Apple Unveils Ferret: A Pioneering Open Source Multimodal LLM

Apple's latest innovation, Ferret, is a multimodal large language model (LLM) that understands text, images, and audio, marking a significant shift towards open-source AI development.

  • Apple Launches Ferret: Apple has quietly launched Ferret, a new multimodal large language model (LLM) in October, stepping into the realm of open-source AI development. Unlike its typical approach of closed systems, Apple’s move towards an open-source model with Ferret is a notable shift in its strategy【source】【source】.

  • Understanding Text, Images, and Audio: Ferret stands out as it can process and understand not just text, but also images and audio. This capability positions Ferret alongside major players like Google’s Gemini, Meta’s Llama 2, and OpenAI’s GPT series, offering a new tool for developers and researchers in AI【source】.

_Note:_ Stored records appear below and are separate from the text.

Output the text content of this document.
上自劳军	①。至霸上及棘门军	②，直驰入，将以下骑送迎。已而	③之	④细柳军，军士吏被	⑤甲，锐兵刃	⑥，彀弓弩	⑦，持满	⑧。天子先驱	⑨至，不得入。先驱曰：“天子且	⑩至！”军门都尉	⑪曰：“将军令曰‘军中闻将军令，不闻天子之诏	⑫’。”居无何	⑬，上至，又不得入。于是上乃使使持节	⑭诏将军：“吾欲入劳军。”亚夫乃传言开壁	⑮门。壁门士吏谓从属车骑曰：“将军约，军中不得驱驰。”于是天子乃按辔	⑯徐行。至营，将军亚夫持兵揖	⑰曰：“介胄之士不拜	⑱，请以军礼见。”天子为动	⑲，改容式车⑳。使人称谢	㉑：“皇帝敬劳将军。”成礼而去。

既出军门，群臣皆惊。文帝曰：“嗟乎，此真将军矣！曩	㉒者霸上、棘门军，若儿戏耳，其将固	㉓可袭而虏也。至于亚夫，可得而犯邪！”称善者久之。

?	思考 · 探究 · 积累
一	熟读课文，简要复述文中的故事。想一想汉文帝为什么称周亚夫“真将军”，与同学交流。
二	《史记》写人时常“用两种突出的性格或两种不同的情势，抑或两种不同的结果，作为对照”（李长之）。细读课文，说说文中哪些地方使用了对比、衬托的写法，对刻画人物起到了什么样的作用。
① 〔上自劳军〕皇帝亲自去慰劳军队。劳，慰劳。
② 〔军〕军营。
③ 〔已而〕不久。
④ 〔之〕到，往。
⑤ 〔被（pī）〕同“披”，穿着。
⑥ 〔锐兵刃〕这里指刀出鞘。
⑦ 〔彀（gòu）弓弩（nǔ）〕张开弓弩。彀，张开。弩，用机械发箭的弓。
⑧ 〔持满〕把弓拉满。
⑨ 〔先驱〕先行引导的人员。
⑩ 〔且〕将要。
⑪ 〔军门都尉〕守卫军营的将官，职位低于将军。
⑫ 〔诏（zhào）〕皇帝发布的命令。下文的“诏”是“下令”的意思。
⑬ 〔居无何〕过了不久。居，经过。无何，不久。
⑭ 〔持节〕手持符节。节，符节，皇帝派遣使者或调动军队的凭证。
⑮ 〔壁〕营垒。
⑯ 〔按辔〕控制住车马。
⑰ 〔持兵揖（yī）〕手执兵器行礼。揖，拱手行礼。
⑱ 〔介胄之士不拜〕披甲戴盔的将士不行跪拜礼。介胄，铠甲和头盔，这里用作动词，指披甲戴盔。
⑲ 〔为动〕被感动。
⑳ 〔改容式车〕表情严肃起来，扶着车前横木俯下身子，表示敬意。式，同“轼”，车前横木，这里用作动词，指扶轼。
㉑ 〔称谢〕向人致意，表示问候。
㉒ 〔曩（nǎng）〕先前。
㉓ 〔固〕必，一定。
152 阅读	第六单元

Ferret's Capabilities and Usage

Ferret's design allows it to refer and ground any element at any granularity within an image. This means it can identify and analyze specific parts of an image based on user queries, providing a unique interaction between AI and visual data. For instance, if a user highlights an animal in a photo and asks what it is, Ferret can determine the species and offer context-related responses based on other elements in the image【source】.

The model was collaboratively developed by Apple and researchers from Cornell University. Initially released on GitHub in October, Ferret's code, along with Ferret-Bench, was made public without much publicity, and its significance grew among AI researchers only later【source】.

Implications and Future Prospects

The launch of Ferret under a non-commercial license implies that it cannot be commercialized in its current state. However, there's potential for its integration into future Apple products or services. This release also indicates Apple’s increased openness in sharing its AI research, contrasting with its traditionally secretive approach【source】.

While Apple is enhancing its AI server capabilities, it still faces challenges in scaling to match the likes of ChatGPT. The release of Ferret, trained on powerful Nvidia GPUs, demonstrates Apple's commitment to advancing AI technology and potentially collaborating with other firms to augment its capabilities【source】.